Mencari Tahu Titik Kritis Halal Vitamin

Mencari Tahu Titik Kritis Halal Vitamin

Di masa pandemi ini, vitamin menjadi kebutuhan mendasar yang sering dibeli oleh masyarakat. Vitamin yang digunakan untuk menjaga daya tahan tubuh beragam bentuknya. Mulai dari tablet, serbuk, kapsul juga berbentuk cair berupa sirup atau larutan. 


2 Jenis Vitamin

Dilansir dari Halalmui.org, vitamin jika dilihat dari sumbernya terbagi menjadi dua, yaitu herbal dan kimia. Menurut auditor senior LPPOM MUI, Drs. Chilwan Pandji, M.Apt.Sc., Vitamin herbal mempunyai kandungan ekstrak tumbuhan, bahan mineral, campuran bahan-bahan tersebut yang diproses sedemikian rupa sehingga berubah bentuk menjadi pil atau serbuk tanpa adanya campuran bahan-bahan kimia.


“Sedangkan vitamin kimia mempunyai kandungan bahan-bahan yang dicampur dan diproses dengan sintesa kimiawi, sehingga didapat senyawa dengan khasiat farmakologis tertentu,” papar Chilwan.


Proses Produksi Vitamin

Baik vitamin herbal maupun kimia, produksi dan bahan baku vitamin relatif sama, yakni disusun dari berbagai bahan baku, bahan pembantu dan bahan penolong. Setiap proses dan bahan berpotensi menyumbangkan titik kritis halal pada vitamin.

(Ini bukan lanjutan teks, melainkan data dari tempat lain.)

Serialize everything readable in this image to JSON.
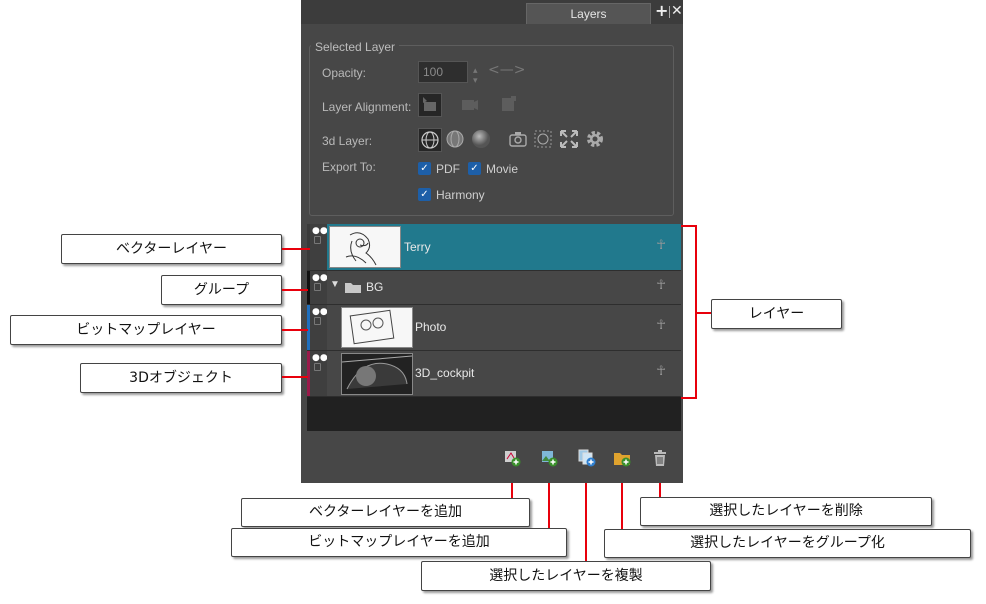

Dosen Ilmu dan Teknologi Pangan IPB, Prof. Dr. Ir. Sedarnawati Yasni, M.Agr menjelaskan bahwa titik kritis kehalalan vitamin C dapat dicermati dari proses pembuatannya, yaitu melalui sintesis kimiawi atau proses biotransformasi. 


"Berdasarkan pengamatan di beberapa industri, umumnya dipakai cara biotransformasi menggunakan mikroorganisme, yang diperbanyak dalam suatu media pertumbuhan. Media pertumbuhan memerlukan sumber karbon, sumber nitrogen, dan bahan-bahan lain yang harus diperiksa status kehalalannya,” jelasnya. 


Titik Kritis Halal

Beberapa vitamin menggunakan pelindung (coating) seperti dalam vitamin C. Bahan coating ini biasanya adalah gelatin yang diperoleh melalui hidrolisis parsial kolagen yang berasal dari kulit dan/atau tulang hewan dengan pereaksi asam atau basa. Titik kritisnya adalah jenis hewan dan cara penyembelihannya yang harus dipastikan status kehalalannya.

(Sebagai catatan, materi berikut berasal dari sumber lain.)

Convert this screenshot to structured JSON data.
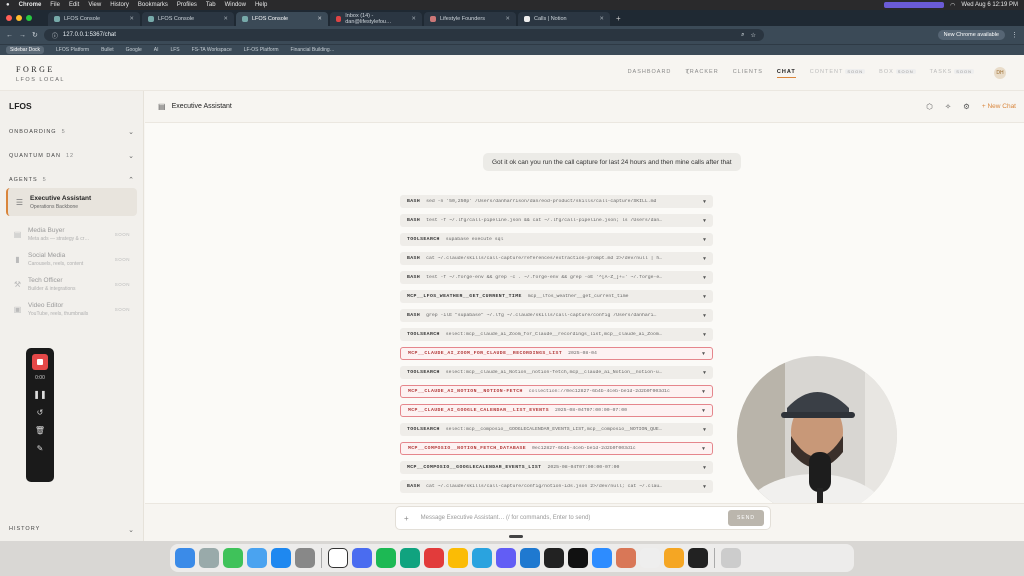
{
  "macos": {
    "menu": [
      "Chrome",
      "File",
      "Edit",
      "View",
      "History",
      "Bookmarks",
      "Profiles",
      "Tab",
      "Window",
      "Help"
    ],
    "clock": "Wed Aug 6  12:19 PM"
  },
  "browser": {
    "tabs": [
      {
        "label": "LFOS Console",
        "active": false
      },
      {
        "label": "LFOS Console",
        "active": false
      },
      {
        "label": "LFOS Console",
        "active": true
      },
      {
        "label": "Inbox (14) - dan@lifestylefou…",
        "active": false
      },
      {
        "label": "Lifestyle Founders",
        "active": false
      },
      {
        "label": "Calls | Notion",
        "active": false
      }
    ],
    "url": "127.0.0.1:5367/chat",
    "relaunch": "New Chrome available",
    "ask_gemini": "Ask Gemini",
    "bookmarks": [
      "Sidebar Dock",
      "LFOS Platform",
      "Bullet",
      "Google",
      "AI",
      "LFS",
      "FS-TA Workspace",
      "LF-OS Platform",
      "Financial Building…"
    ]
  },
  "app": {
    "brand": "FORGE",
    "brand_sub": "LFOS LOCAL",
    "nav": [
      {
        "label": "DASHBOARD",
        "state": "normal"
      },
      {
        "label": "TRACKER",
        "state": "normal"
      },
      {
        "label": "CLIENTS",
        "state": "normal"
      },
      {
        "label": "CHAT",
        "state": "active"
      },
      {
        "label": "CONTENT",
        "state": "dim",
        "badge": "SOON"
      },
      {
        "label": "BOX",
        "state": "dim",
        "badge": "SOON"
      },
      {
        "label": "TASKS",
        "state": "dim",
        "badge": "SOON"
      }
    ],
    "avatar": "DH"
  },
  "sidebar": {
    "title": "LFOS",
    "sections": [
      {
        "label": "ONBOARDING",
        "count": "5"
      },
      {
        "label": "QUANTUM DAN",
        "count": "12"
      },
      {
        "label": "AGENTS",
        "count": "5"
      }
    ],
    "agents": [
      {
        "name": "Executive Assistant",
        "desc": "Operations Backbone",
        "status": "",
        "icon": "☰"
      },
      {
        "name": "Media Buyer",
        "desc": "Meta ads — strategy & cr…",
        "status": "SOON",
        "icon": "▤"
      },
      {
        "name": "Social Media",
        "desc": "Carousels, reels, content",
        "status": "SOON",
        "icon": "▮"
      },
      {
        "name": "Tech Officer",
        "desc": "Builder & integrations",
        "status": "SOON",
        "icon": "⚒"
      },
      {
        "name": "Video Editor",
        "desc": "YouTube, reels, thumbnails",
        "status": "SOON",
        "icon": "▣"
      }
    ],
    "history": "HISTORY"
  },
  "recorder": {
    "time": "0:00"
  },
  "chat": {
    "title": "Executive Assistant",
    "new_chat": "+ New Chat",
    "user_message": "Got it ok can you run the call capture for last 24 hours and then mine calls after that",
    "tools": [
      {
        "tag": "BASH",
        "cmd": "sed -n '50,250p' /Users/danharrison/dan/eod-product/skills/call-capture/SKILL.md",
        "err": false
      },
      {
        "tag": "BASH",
        "cmd": "test -f ~/.lfg/call-pipeline.json && cat ~/.lfg/call-pipeline.json; ls /Users/dan…",
        "err": false
      },
      {
        "tag": "TOOLSEARCH",
        "cmd": "supabase execute sql",
        "err": false
      },
      {
        "tag": "BASH",
        "cmd": "cat ~/.claude/skills/call-capture/references/extraction-prompt.md 2>/dev/null | h…",
        "err": false
      },
      {
        "tag": "BASH",
        "cmd": "test -f ~/.forge-env && grep -c . ~/.forge-env && grep -oE '^[A-Z_]+=' ~/.forge-e…",
        "err": false
      },
      {
        "tag": "MCP__LFOS_WEATHER__GET_CURRENT_TIME",
        "cmd": "mcp__lfos_weather__get_current_time",
        "err": false
      },
      {
        "tag": "BASH",
        "cmd": "grep -ilE \"supabase\" ~/.lfg ~/.claude/skills/call-capture/config /Users/danhari…",
        "err": false
      },
      {
        "tag": "TOOLSEARCH",
        "cmd": "select:mcp__claude_ai_Zoom_for_Claude__recordings_list,mcp__claude_ai_Zoom…",
        "err": false
      },
      {
        "tag": "MCP__CLAUDE_AI_ZOOM_FOR_CLAUDE__RECORDINGS_LIST",
        "cmd": "2025-08-04",
        "err": true
      },
      {
        "tag": "TOOLSEARCH",
        "cmd": "select:mcp__claude_ai_Notion__notion-fetch,mcp__claude_ai_Notion__notion-u…",
        "err": false
      },
      {
        "tag": "MCP__CLAUDE_AI_NOTION__NOTION-FETCH",
        "cmd": "collection://0ec12827-6b4b-4ceb-be1d-2d2b0f003d1c",
        "err": true
      },
      {
        "tag": "MCP__CLAUDE_AI_GOOGLE_CALENDAR__LIST_EVENTS",
        "cmd": "2025-08-04T07:00:00-07:00",
        "err": true
      },
      {
        "tag": "TOOLSEARCH",
        "cmd": "select:mcp__composio__GOOGLECALENDAR_EVENTS_LIST,mcp__composio__NOTION_QUE…",
        "err": false
      },
      {
        "tag": "MCP__COMPOSIO__NOTION_FETCH_DATABASE",
        "cmd": "0ec12827-6b4b-4ceb-be1d-2d2b0f003d1c",
        "err": true
      },
      {
        "tag": "MCP__COMPOSIO__GOOGLECALENDAR_EVENTS_LIST",
        "cmd": "2025-08-04T07:00:00-07:00",
        "err": false
      },
      {
        "tag": "BASH",
        "cmd": "cat ~/.claude/skills/call-capture/config/notion-ids.json 2>/dev/null; cat ~/.clau…",
        "err": false
      }
    ],
    "placeholder": "Message Executive Assistant… (/ for commands, Enter to send)",
    "send": "SEND"
  },
  "colors": {
    "accent": "#d9853b",
    "error": "#e5868c",
    "record": "#e54848"
  }
}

Ada pula bahan perisa dalam vitamin. Umumnya industri menggunakan perisa sintetik yang dibuat dari berbagai senyawa kimia, dan dalam proses pengolahannya digunakan pelarut tertentu. Status kehalalan perisa yang digunakan harus dapat ditunjukkan dengan sertifikat halal.


Dalam pembuatan vitamin juga digunakan pemanis buatan, yang prosesnya dilakukan pemurnian menggunakan aktif karbon. Status kehalalan aktif karbon harus jelas, sama halnya dengan pemanis aspartam. Sumber asam amino yang digunakan, yaitu asam amino fenilalanin dan aspartat harus jelas status kehalalannya.


Pilih Vitamin Bersertifikat Halal

Penjelasan di atas membuktikan bahwa vitamin yang dianggap menyehatkan bisa saja menjadi tidak halal. Untuk umat muslim lebih mudah untuk membeli vitamin bersertifikat halal MUI ketika memilih vitamin.